Lori Rioux, a coach at GEvolution who once qualified for the Strongman Corporation Masters Nationals, has been getting resourceful as well.

“I’m putting together what I can for home use, just to stay active,” she said. “I’m finding non-traditional items to pick up and move and try to stay busy. … I’m using paint cans here, we’ve got an empty portable tool box, just something that’s very awkward. It’s hard to try to be creative, but really, anything that’s awkward and has some weight to it can be beneficial.”

The focus is on improving overall body strength until the gyms are open again. GEvolution lent out some equipment to members before closing to help them through the interim, and LoMonaco has been running Zoom workout classes along with her husband, Rick Mansir, and the rest of the gym’s coaching staff.

Gevolution Fitness founder Gina LoMonaco, right, hugs herself during a warmup at the start of a virtual workout class from the dining room of her family’s Augusta home Wednesday. Her husband and fellow coach Rick Mansir runs the broadcast. Kennebec Journal photo by Joe Phelan Buy this Photo

“We need to be in a gym facility to be pushing big weight, to be using strongman implements,” LoMonaco said. “But not many of us have that in our homes, so right now, during this four-week period, what we’re leaning toward more for these athletes is more of a cross-training scenario.”
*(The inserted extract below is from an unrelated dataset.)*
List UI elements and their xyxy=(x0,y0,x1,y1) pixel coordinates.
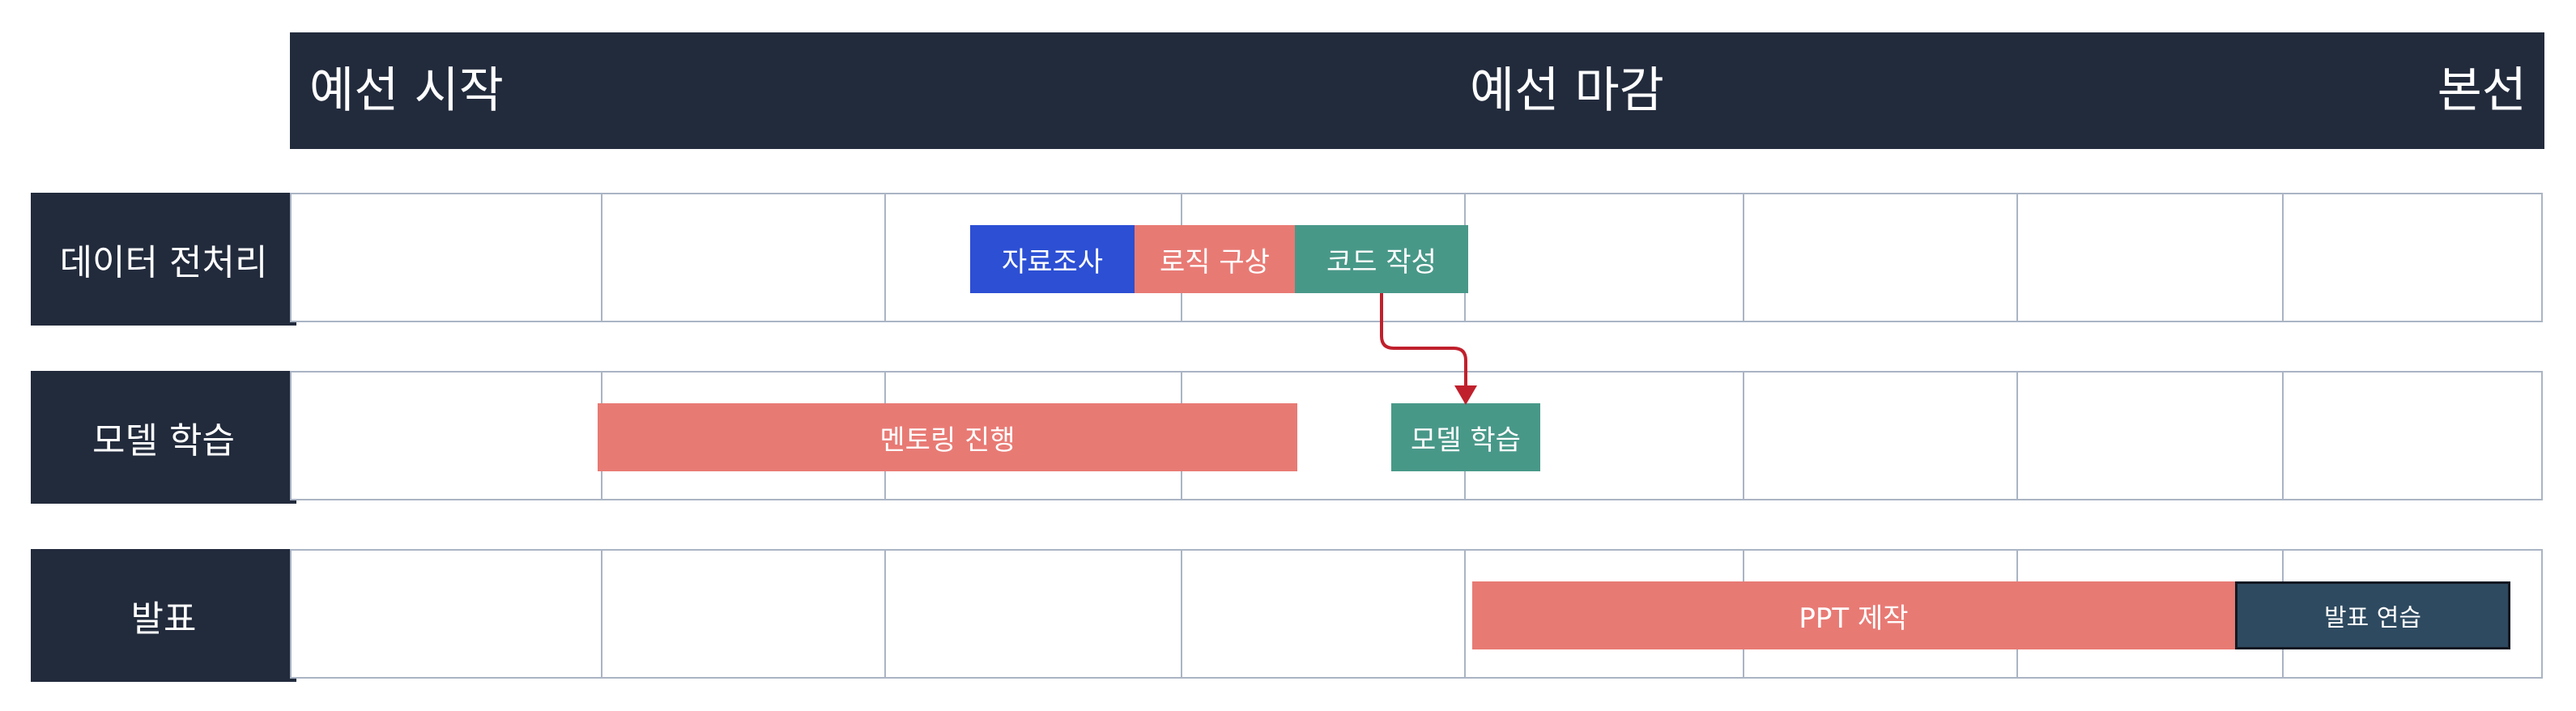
dependency-arrow xyxy=(1380,293,1477,405)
The toughest part, some competitors said, has been the social aspect going on hiatus.

“Not having my training partner, not having that camaraderie and the support,” Rioux said. “Even though we may not always work out at the same time, we’re still there supporting each other. … It takes away from what I enjoy a lot about the strongman community.”

The plan, however, is for the new October date to give the athletes ample time to return to those routines and prepare once the gyms open back up.

“We want this to be a great show for the athletes,” LoMonaco said. “I believe that many, many, many of us are going to have just deeper appreciation for even the smallest things.”